I am a nurse, and from the perspective of my employment in a primary care office, I can list many reasons why the single payer system makes the most sense for optimal health care. Health care, both preventive care and in times of illness, ought to be the right of every citizen. It should not depend on employment, or whether your employer offers a health care plan. Patients at times self-limit preventive or sick care because of coverage concerns. The health care system should not place unreasonable demands on medical practices seeking to provide the best care possible. I see daily the administrative burden of our current myriad private insurance system on the physicians, nurses, and medical office staff. This burden sometimes delays needed care or medication for patients.
But the most persuasive argument for a single payer plan is economic. Everyone is very worried about the economy right now. Yes, a single payer plan relies on public money, which means taxes one way or another. Taxes are unpopular with just about everybody. But we must realize that whatever all of us, individuals and businesses, will be required to pay in taxes to fund a single payer plan is far less than what we are currently spending on health care. Health insurance premiums are increasing by double digit percentages every year. Employers are asking their employees to shoulder more and more of the premiums, or cutting benefits, or dropping health insurance plans altogether. Retirees are losing health care benefits promised by their employers and are having to seek out expensive private secondary insurance.
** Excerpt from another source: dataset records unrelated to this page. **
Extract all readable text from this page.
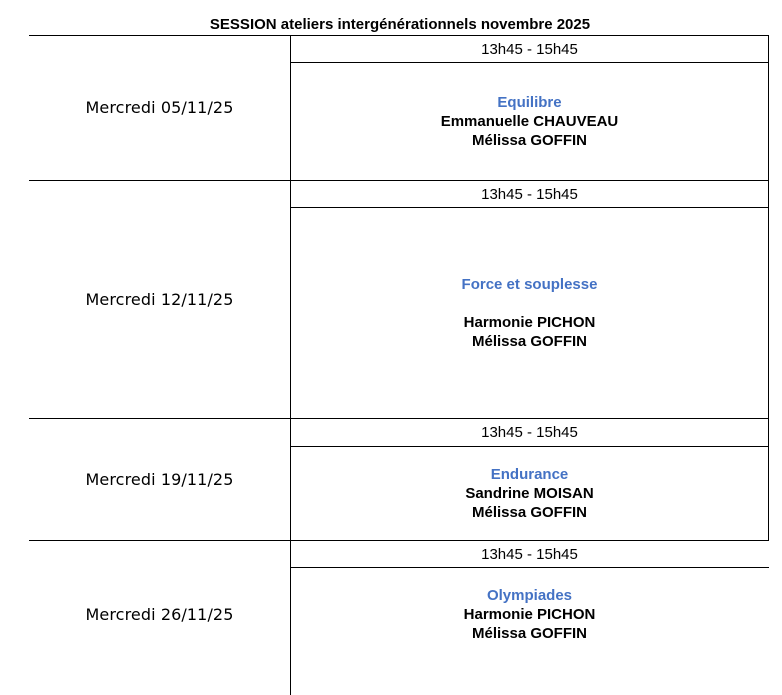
SESSION ateliers intergénérationnels novembre 2025
Mercredi 05/11/25
13h45 - 15h45
Equilibre
Emmanuelle CHAUVEAU
Mélissa GOFFIN
Mercredi 12/11/25
13h45 - 15h45
Force et souplesse
Harmonie PICHON
Mélissa GOFFIN
Mercredi 19/11/25
13h45 - 15h45
Endurance
Sandrine MOISAN
Mélissa GOFFIN
Mercredi 26/11/25
13h45 - 15h45
Olympiades
Harmonie PICHON
Mélissa GOFFIN
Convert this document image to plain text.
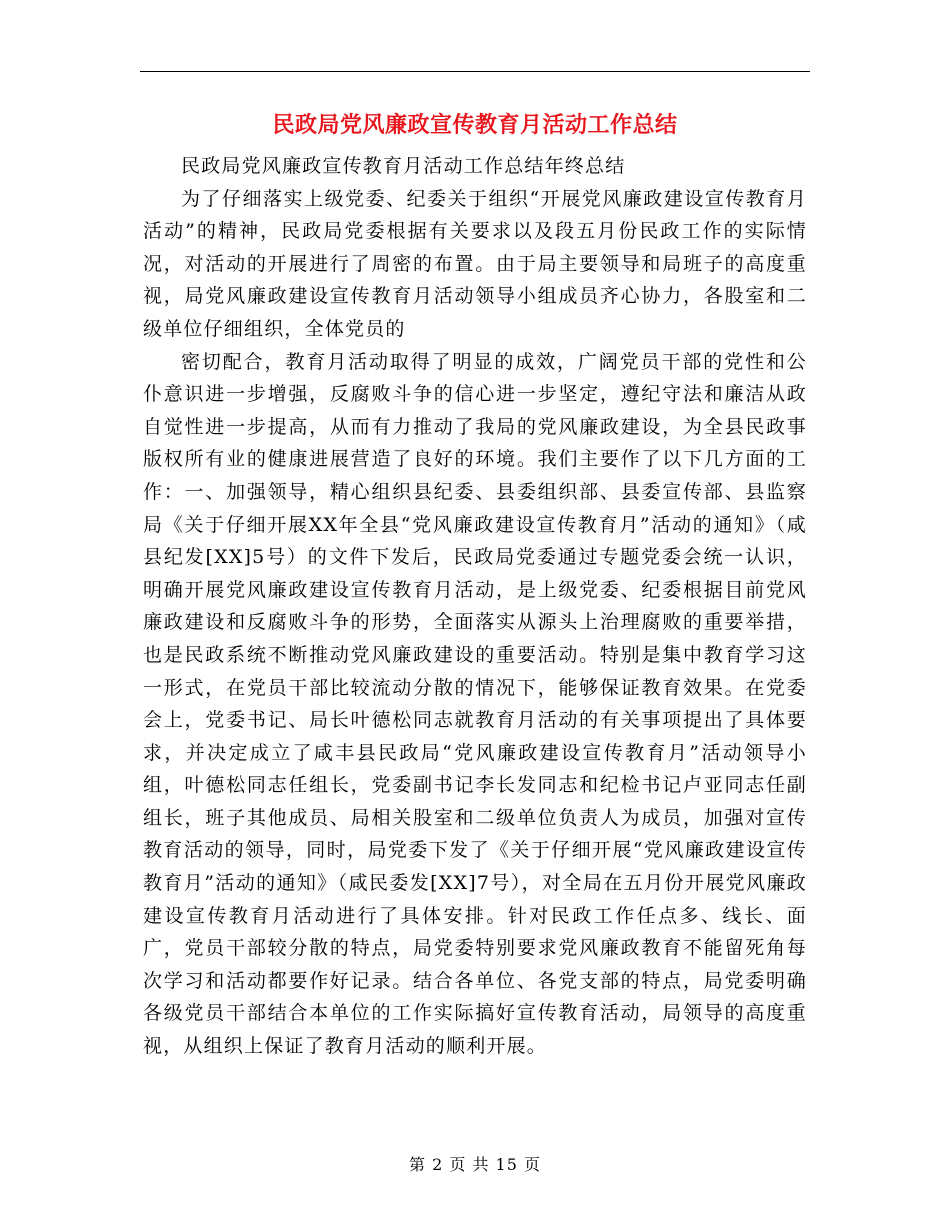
民政局党风廉政宣传教育月活动工作总结

民政局党风廉政宣传教育月活动工作总结年终总结

为了仔细落实上级党委、纪委关于组织“开展党风廉政建设宣传教育月活动”的精神，民政局党委根据有关要求以及段五月份民政工作的实际情况，对活动的开展进行了周密的布置。由于局主要领导和局班子的高度重视，局党风廉政建设宣传教育月活动领导小组成员齐心协力，各股室和二级单位仔细组织，全体党员的

密切配合，教育月活动取得了明显的成效，广阔党员干部的党性和公仆意识进一步增强，反腐败斗争的信心进一步坚定，遵纪守法和廉洁从政自觉性进一步提高，从而有力推动了我局的党风廉政建设，为全县民政事版权所有业的健康进展营造了良好的环境。我们主要作了以下几方面的工作：一、加强领导，精心组织县纪委、县委组织部、县委宣传部、县监察局《关于仔细开展XX年全县“党风廉政建设宣传教育月”活动的通知》（咸县纪发[XX]5号）的文件下发后，民政局党委通过专题党委会统一认识，明确开展党风廉政建设宣传教育月活动，是上级党委、纪委根据目前党风廉政建设和反腐败斗争的形势，全面落实从源头上治理腐败的重要举措，也是民政系统不断推动党风廉政建设的重要活动。特别是集中教育学习这一形式，在党员干部比较流动分散的情况下，能够保证教育效果。在党委会上，党委书记、局长叶德松同志就教育月活动的有关事项提出了具体要求，并决定成立了咸丰县民政局“党风廉政建设宣传教育月”活动领导小组，叶德松同志任组长，党委副书记李长发同志和纪检书记卢亚同志任副组长，班子其他成员、局相关股室和二级单位负责人为成员，加强对宣传教育活动的领导，同时，局党委下发了《关于仔细开展“党风廉政建设宣传教育月”活动的通知》（咸民委发[XX]7号），对全局在五月份开展党风廉政建设宣传教育月活动进行了具体安排。针对民政工作任点多、线长、面广，党员干部较分散的特点，局党委特别要求党风廉政教育不能留死角每次学习和活动都要作好记录。结合各单位、各党支部的特点，局党委明确各级党员干部结合本单位的工作实际搞好宣传教育活动，局领导的高度重视，从组织上保证了教育月活动的顺利开展。

第 2 页 共 15 页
And then there are hidden costs. Almost a third of our health insurance premium goes to administrative costs, not health care. Some of our premium pays for those who lack health insurance and seek so-called free care in hospital emergency rooms. In addition, each of us who pays federal and state taxes and owns or rents a home here on Martha’ Vineyard is paying for the health care insurance of every federal, state, county, and town employee. And everything that we buy, from a new car to a box of cereal, includes the cost of health insurance for the workers who made, transported, or sold that product to us.
If we had single payer plan, the health burden would be lifted from employers. Maybe employers would pass their savings on to their employees with better salaries, or their consumers with lower prices, or investment in new products, services, and employees, or their stockholders with higher profits, all of which would only be good for the economy.
All of the state representative candidates are in favor of single payer plan, but credit is due to Dan Larkosh, the Democratic party candidate who is taking a lead to get the word out about this important opportunity in the upcoming election. Please vote yes on Question Five (or Question Six)
Catherine Brennan lives in West Tisbury.